Implications pour le commerce régional
Les acheteurs européens d’acier qui s’étaient détournés de l’offre russe après 2022 au profit du matériau ukrainien pourraient devoir rééquilibrer davantage leurs portefeuilles d’approvisionnement, en augmentant les commandes auprès des aciéries domestiques de l’UE, de la Turquie, de l’Inde et d’autres fournisseurs de pays tiers. Cet ajustement devrait renforcer une segmentation déjà existante entre l’acier russe et non russe dans les flux commerciaux européens.
Pour l’Ukraine, toute perte prolongée de la production de Zaporizhstal éroderait les recettes d’exportation et réduirait la position du pays comme fournisseur régional d’acier, tout en approfondissant sa dépendance aux exportations agricoles. À l’inverse, les exportateurs russes de produits raffinés pourraient faire face à des contraintes supplémentaires si les dégâts à Nijnekamsk s’avèrent significatifs, les poussant à réacheminer les flux depuis d’autres raffineries ou à ajuster leurs mélanges d’exportation, avec des effets secondaires sur les structures de prix en Méditerranée et au Moyen‑Orient.

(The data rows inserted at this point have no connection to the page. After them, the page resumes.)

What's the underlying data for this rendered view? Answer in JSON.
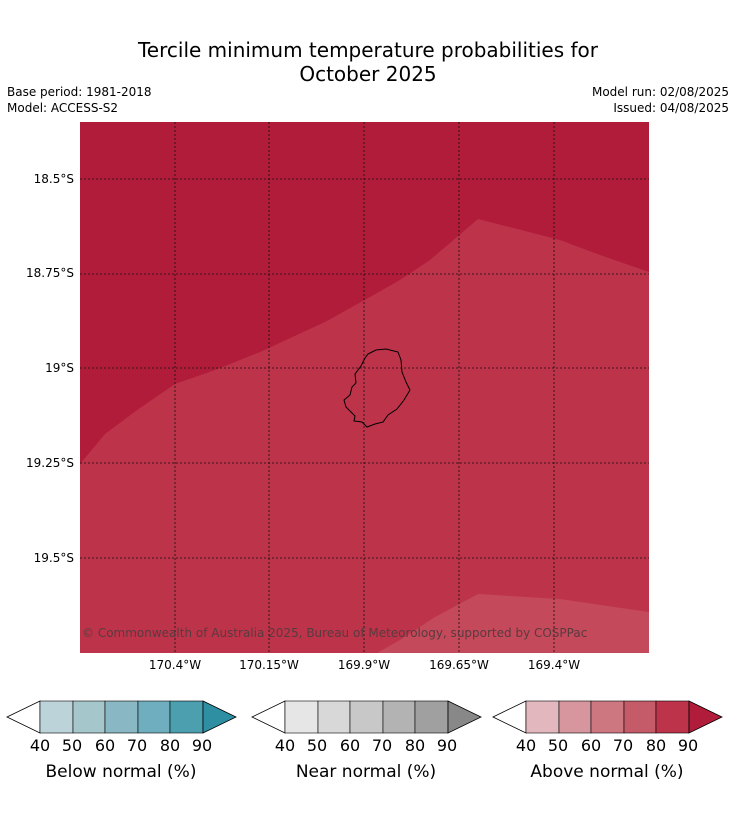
{
  "header": {
    "title_line1": "Tercile minimum temperature probabilities for",
    "title_line2": "October 2025",
    "base_period": "Base period: 1981-2018",
    "model": "Model: ACCESS-S2",
    "model_run": "Model run: 02/08/2025",
    "issued": "Issued: 04/08/2025"
  },
  "map": {
    "lat_labels": [
      "18.5°S",
      "18.75°S",
      "19°S",
      "19.25°S",
      "19.5°S"
    ],
    "lon_labels": [
      "170.4°W",
      "170.15°W",
      "169.9°W",
      "169.65°W",
      "169.4°W"
    ],
    "copyright": "© Commonwealth of Australia 2025, Bureau of Meteorology, supported by COSPPac",
    "region_colors": {
      "above_90": "#b11c3a",
      "above_80": "#bd334a",
      "above_70": "#c4495a"
    }
  },
  "colorbars": [
    {
      "label": "Below normal (%)",
      "ticks": [
        "40",
        "50",
        "60",
        "70",
        "80",
        "90"
      ],
      "colors": [
        "#ffffff",
        "#bdd3da",
        "#a5c7cc",
        "#89b7c3",
        "#6eaebe",
        "#4b9fae",
        "#2e8fa3"
      ]
    },
    {
      "label": "Near normal (%)",
      "ticks": [
        "40",
        "50",
        "60",
        "70",
        "80",
        "90"
      ],
      "colors": [
        "#ffffff",
        "#e6e6e6",
        "#d8d8d8",
        "#c8c8c8",
        "#b3b3b3",
        "#a0a0a0",
        "#888888"
      ]
    },
    {
      "label": "Above normal (%)",
      "ticks": [
        "40",
        "50",
        "60",
        "70",
        "80",
        "90"
      ],
      "colors": [
        "#ffffff",
        "#e2b8be",
        "#d7969e",
        "#cd7880",
        "#c55a68",
        "#bd334a",
        "#b11c3a"
      ]
    }
  ]
}
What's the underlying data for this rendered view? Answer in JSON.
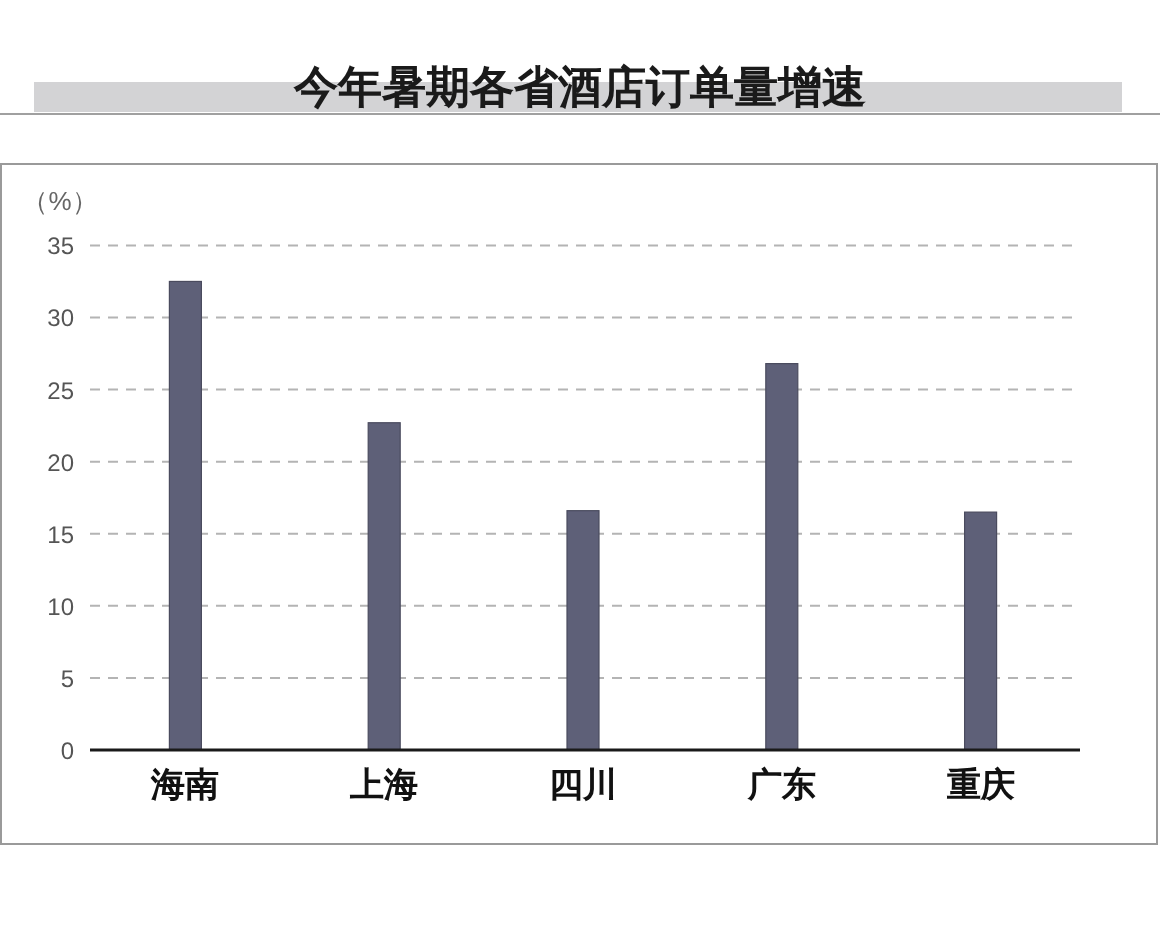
{
  "chart_data": {
    "type": "bar",
    "title": "今年暑期各省酒店订单量增速",
    "ylabel": "（%）",
    "categories": [
      "海南",
      "上海",
      "四川",
      "广东",
      "重庆"
    ],
    "values": [
      32.5,
      22.7,
      16.6,
      26.8,
      16.5
    ],
    "color": "#5e6078",
    "ylim": [
      0,
      35
    ],
    "yticks": [
      0,
      5,
      10,
      15,
      20,
      25,
      30,
      35
    ],
    "grid": "y"
  }
}
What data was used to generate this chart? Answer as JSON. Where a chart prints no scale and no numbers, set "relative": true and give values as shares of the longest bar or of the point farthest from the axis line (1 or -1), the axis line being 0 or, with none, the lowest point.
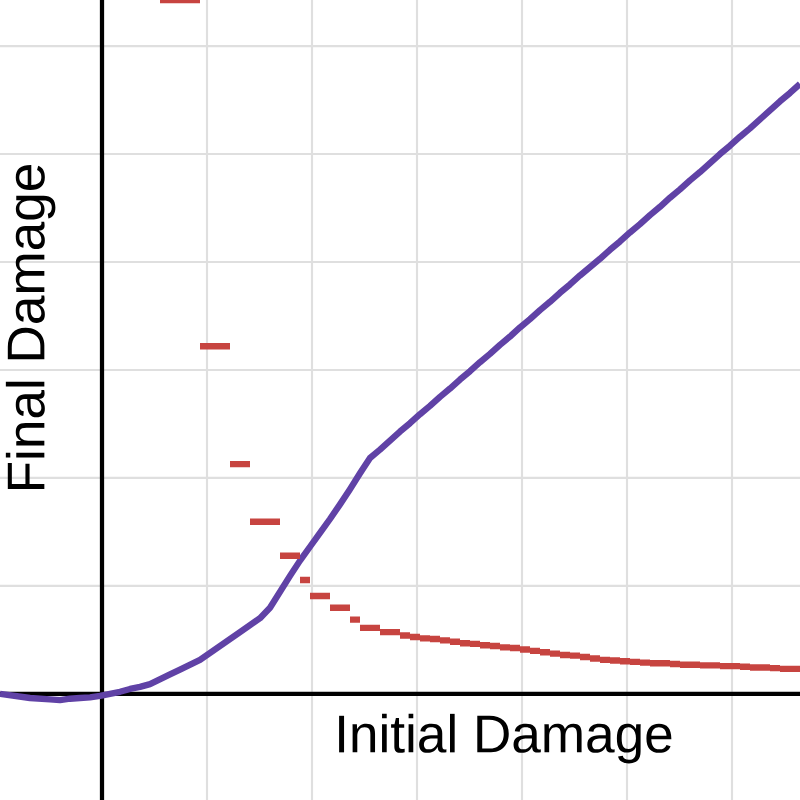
{
  "chart_data": {
    "type": "line",
    "relative": true,
    "xlabel": "Initial Damage",
    "ylabel": "Final Damage",
    "grid": true,
    "categories": [
      null,
      null,
      null,
      null,
      null,
      null,
      null,
      null,
      null,
      null,
      null,
      null,
      null,
      null,
      null,
      null,
      null,
      null,
      null,
      null,
      null,
      null,
      null,
      null,
      null,
      null,
      null,
      null,
      null,
      null,
      null,
      null,
      null,
      null,
      null,
      null,
      null,
      null,
      null,
      null,
      null,
      null,
      null,
      null,
      null,
      null,
      null,
      null,
      null,
      null,
      null,
      null,
      null,
      null,
      null,
      null,
      null,
      null,
      null,
      null,
      null,
      null,
      null,
      null,
      null,
      null,
      null,
      null,
      null,
      null,
      null,
      null,
      null,
      null,
      null,
      null,
      null,
      null,
      null,
      null,
      null
    ],
    "series": [
      {
        "color": "#6042a6",
        "values": [
          0,
          -0.002,
          -0.004,
          -0.006,
          -0.007,
          -0.008,
          -0.009,
          -0.007,
          -0.006,
          -0.005,
          -0.003,
          0,
          0.003,
          0.007,
          0.01,
          0.014,
          0.021,
          0.028,
          0.035,
          0.042,
          0.049,
          0.059,
          0.069,
          0.079,
          0.089,
          0.099,
          0.109,
          0.124,
          0.147,
          0.17,
          0.192,
          0.212,
          0.232,
          0.252,
          0.273,
          0.295,
          0.318,
          0.34,
          0.352,
          0.365,
          0.378,
          0.39,
          0.403,
          0.415,
          0.428,
          0.44,
          0.453,
          0.465,
          0.478,
          0.49,
          0.503,
          0.515,
          0.528,
          0.54,
          0.553,
          0.565,
          0.578,
          0.59,
          0.603,
          0.615,
          0.627,
          0.64,
          0.652,
          0.665,
          0.677,
          0.69,
          0.702,
          0.715,
          0.727,
          0.74,
          0.752,
          0.765,
          0.778,
          0.79,
          0.803,
          0.815,
          0.828,
          0.841,
          0.854,
          0.866,
          0.879
        ]
      },
      {
        "color": "#c74440",
        "type": "step",
        "values": [
          null,
          null,
          null,
          null,
          null,
          null,
          null,
          null,
          null,
          null,
          null,
          null,
          null,
          null,
          null,
          null,
          1.0,
          1.0,
          1.0,
          1.0,
          0.501,
          0.501,
          0.501,
          0.331,
          0.331,
          0.248,
          0.248,
          0.248,
          0.199,
          0.199,
          0.164,
          0.141,
          0.141,
          0.124,
          0.124,
          0.107,
          0.095,
          0.095,
          0.089,
          0.089,
          0.084,
          0.082,
          0.08,
          0.079,
          0.077,
          0.075,
          0.073,
          0.072,
          0.07,
          0.069,
          0.067,
          0.066,
          0.064,
          0.062,
          0.06,
          0.058,
          0.056,
          0.055,
          0.053,
          0.051,
          0.049,
          0.048,
          0.047,
          0.046,
          0.045,
          0.044,
          0.044,
          0.043,
          0.042,
          0.042,
          0.041,
          0.041,
          0.04,
          0.04,
          0.039,
          0.038,
          0.038,
          0.037,
          0.036,
          0.036,
          0.035
        ]
      }
    ]
  }
}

Les marchés du fret en mer Noire pourraient voir réapparaître une prime de risque, les assureurs réévaluant leur exposition à la fois aux pôles industriels ukrainiens et aux infrastructures énergétiques russes. Cela concernerait non seulement les cargaisons d’acier et de pétrole, mais aussi les vracs céréaliers transitant par des corridors maritimes et fluviaux contestés.
Perspectives de marché
À court terme, les négociants doivent s’attendre à une volatilité accrue des prix sur les marchés européens de l’acier plat et des produits raffinés régionaux, à mesure que l’ampleur et la durée de l’arrêt de Zaporizhstal et des dégâts à Nijnekamsk se précisent. Les offres en provenance d’origines alternatives vers l’UE pourraient se raffermir, tandis que les décotes appliquées aux produits russes par rapport aux prix de référence pourraient se creuser si les options d’exportation se réduisent.

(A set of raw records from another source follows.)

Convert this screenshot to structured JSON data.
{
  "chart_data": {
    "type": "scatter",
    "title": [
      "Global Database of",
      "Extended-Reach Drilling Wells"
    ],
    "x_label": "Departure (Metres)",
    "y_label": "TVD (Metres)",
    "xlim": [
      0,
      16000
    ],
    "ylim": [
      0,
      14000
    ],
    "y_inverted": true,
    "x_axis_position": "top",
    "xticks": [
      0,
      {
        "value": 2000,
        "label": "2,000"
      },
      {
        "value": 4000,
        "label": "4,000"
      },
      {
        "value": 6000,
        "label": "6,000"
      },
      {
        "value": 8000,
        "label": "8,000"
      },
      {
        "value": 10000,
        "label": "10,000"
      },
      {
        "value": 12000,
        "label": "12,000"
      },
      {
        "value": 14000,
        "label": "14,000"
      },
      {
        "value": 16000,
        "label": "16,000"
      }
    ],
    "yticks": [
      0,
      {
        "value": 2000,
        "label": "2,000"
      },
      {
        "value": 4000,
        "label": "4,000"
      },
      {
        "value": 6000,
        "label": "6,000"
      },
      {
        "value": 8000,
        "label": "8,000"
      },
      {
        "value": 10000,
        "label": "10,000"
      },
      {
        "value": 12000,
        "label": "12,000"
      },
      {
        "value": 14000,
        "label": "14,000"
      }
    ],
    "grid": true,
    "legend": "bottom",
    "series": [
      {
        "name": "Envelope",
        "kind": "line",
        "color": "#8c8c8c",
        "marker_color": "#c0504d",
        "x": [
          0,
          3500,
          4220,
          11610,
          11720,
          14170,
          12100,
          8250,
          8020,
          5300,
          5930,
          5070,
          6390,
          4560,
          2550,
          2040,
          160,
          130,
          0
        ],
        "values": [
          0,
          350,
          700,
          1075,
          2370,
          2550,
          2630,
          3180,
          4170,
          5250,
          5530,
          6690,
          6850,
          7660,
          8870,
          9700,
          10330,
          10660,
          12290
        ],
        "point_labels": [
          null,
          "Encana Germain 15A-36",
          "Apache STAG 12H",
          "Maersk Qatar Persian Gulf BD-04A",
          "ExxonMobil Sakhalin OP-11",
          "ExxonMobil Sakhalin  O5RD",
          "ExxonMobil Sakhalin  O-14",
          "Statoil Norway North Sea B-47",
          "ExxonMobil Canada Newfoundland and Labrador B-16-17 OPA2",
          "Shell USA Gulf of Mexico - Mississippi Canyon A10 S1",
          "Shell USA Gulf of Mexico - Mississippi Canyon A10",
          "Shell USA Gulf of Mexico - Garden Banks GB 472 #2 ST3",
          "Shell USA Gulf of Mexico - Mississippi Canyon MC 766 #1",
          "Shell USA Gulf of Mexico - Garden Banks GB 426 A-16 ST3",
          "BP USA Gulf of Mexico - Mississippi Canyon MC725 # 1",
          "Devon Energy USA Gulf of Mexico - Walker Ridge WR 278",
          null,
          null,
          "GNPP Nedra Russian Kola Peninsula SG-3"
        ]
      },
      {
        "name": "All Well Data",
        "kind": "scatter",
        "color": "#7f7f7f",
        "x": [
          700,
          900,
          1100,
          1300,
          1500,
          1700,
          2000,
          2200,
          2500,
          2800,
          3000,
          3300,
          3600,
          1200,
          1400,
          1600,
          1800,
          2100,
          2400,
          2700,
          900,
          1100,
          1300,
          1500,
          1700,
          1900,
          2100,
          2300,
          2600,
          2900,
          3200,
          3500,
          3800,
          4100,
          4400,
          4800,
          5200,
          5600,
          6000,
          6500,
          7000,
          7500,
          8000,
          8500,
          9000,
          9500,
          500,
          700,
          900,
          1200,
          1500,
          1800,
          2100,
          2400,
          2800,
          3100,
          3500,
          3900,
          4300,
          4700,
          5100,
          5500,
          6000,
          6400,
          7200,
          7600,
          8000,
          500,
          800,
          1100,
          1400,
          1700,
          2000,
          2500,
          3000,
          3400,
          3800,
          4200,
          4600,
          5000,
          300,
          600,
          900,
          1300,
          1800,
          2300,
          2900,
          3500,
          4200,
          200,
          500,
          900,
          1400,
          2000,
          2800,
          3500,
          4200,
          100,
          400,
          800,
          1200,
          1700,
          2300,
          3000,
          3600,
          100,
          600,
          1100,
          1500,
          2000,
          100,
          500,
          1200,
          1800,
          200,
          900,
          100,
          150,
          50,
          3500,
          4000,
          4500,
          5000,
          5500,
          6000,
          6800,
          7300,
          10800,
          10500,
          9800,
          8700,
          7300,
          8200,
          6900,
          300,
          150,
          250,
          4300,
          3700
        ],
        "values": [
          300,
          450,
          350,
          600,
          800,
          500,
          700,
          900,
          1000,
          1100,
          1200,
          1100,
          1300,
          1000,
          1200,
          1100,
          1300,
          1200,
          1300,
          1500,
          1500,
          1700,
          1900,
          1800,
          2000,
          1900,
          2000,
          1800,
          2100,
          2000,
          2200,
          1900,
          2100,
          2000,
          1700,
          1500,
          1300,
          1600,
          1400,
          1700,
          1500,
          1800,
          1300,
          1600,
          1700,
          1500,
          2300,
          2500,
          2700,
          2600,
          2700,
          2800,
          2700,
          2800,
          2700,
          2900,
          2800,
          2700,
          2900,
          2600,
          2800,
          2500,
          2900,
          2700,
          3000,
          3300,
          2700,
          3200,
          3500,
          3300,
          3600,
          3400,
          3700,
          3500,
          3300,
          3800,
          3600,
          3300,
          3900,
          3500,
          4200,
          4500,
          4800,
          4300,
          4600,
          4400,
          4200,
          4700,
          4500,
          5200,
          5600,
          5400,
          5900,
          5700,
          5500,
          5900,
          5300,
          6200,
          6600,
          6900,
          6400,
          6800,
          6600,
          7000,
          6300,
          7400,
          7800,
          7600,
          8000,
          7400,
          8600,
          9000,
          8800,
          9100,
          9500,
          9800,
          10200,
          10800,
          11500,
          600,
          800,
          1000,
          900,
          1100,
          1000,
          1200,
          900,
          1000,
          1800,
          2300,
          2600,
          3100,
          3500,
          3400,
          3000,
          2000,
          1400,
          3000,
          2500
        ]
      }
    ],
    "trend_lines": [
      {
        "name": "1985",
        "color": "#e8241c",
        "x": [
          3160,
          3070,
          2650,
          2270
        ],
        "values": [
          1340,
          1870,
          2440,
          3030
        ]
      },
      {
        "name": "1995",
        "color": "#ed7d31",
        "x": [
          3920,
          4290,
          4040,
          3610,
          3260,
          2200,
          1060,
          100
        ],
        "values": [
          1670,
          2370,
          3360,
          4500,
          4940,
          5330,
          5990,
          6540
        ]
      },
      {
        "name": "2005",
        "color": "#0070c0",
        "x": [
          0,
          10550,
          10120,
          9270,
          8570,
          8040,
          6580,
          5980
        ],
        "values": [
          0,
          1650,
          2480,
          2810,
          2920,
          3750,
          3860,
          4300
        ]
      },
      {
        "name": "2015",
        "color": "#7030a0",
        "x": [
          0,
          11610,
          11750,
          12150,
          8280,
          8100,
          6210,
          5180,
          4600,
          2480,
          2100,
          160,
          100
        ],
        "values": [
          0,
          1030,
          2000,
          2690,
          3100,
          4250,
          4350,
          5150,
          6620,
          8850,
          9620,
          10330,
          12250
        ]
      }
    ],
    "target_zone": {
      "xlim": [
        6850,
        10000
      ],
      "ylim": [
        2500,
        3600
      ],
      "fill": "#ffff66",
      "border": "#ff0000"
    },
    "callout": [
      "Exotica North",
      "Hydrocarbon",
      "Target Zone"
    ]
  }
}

Les acteurs du marché suivront de près les calendriers de Metinvest pour rétablir des opérations sûres à Zaporizhstal, toute nouvelle frappe russe sur des nœuds industriels ukrainiens, ainsi que le rythme des attaques de drones ukrainiens contre les raffineries et actifs logistiques russes. Des risques opérationnels et sécuritaires élevés le long des corridors de la mer Noire et Volga‑Oural laissent penser que la résilience des chaînes d’approvisionnement et la diversification des sources resteront des thèmes centraux pour les négociants en matières premières dans les mois à venir.
Analyse de marché CMB
La dernière frappe sur Zaporizhstal et la campagne concomitante de frappes en profondeur contre les infrastructures pétrolières russes montrent que le conflit se déplace des lignes de front vers les actifs industriels et logistiques critiques. Pour les marchés des matières premières, cela se traduit par des primes de risque structurellement plus élevées sur les échanges liés à la mer Noire, un réacheminement persistant des flux et une bifurcation croissante entre les approvisionnements sanctionnés ou à haut risque et les origines privilégiées à faible risque.

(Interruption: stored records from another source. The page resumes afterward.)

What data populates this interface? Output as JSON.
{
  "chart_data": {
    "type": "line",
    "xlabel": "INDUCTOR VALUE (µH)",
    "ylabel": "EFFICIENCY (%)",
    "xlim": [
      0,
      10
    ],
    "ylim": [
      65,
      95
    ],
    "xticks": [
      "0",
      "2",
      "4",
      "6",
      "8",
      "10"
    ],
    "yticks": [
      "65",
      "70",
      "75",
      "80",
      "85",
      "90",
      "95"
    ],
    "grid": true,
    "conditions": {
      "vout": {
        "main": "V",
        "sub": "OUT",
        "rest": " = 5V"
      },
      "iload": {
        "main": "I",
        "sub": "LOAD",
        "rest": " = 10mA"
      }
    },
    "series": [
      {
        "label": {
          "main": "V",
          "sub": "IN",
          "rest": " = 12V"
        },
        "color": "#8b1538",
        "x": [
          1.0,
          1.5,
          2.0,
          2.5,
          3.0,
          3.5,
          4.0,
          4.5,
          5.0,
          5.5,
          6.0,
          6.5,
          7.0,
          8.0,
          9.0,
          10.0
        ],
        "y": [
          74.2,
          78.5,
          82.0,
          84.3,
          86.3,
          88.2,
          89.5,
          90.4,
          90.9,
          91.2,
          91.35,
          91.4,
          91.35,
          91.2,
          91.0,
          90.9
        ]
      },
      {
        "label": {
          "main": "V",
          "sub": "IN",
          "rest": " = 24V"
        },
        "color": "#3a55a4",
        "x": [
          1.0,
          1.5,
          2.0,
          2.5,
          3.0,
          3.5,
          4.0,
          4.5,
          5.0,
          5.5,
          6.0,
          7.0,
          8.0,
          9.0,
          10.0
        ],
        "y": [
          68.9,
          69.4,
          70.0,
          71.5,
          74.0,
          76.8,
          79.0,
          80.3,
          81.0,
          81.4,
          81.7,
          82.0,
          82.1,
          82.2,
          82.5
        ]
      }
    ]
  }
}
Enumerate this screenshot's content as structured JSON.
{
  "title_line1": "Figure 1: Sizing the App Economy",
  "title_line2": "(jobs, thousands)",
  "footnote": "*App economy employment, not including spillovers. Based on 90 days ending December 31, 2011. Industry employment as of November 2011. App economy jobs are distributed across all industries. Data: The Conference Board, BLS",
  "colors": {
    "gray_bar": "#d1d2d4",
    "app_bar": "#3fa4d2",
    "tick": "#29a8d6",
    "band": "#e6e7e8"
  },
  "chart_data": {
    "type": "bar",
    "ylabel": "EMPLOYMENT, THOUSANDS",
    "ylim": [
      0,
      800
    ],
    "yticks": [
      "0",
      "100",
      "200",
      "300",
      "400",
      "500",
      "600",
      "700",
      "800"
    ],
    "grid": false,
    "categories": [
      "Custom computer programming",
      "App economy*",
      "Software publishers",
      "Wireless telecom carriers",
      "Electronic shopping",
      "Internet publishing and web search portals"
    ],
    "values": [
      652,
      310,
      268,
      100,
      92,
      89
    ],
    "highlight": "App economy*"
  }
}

L’acier, les produits énergétiques et les produits agricoles liés à la région devraient faire face à des perturbations récurrentes et épisodiques plutôt qu’à un choc unique et isolé. Les négociants, importateurs et transformateurs devraient continuer à se couvrir contre les interruptions logistiques, diversifier leurs contreparties et intégrer davantage de flexibilité dans les contrats d’approvisionnement, alors que les schémas de frappes évolutifs de la guerre visent de plus en plus les réseaux de production qui sous‑tendent le commerce mondial des métaux et de l’agro‑alimentaire.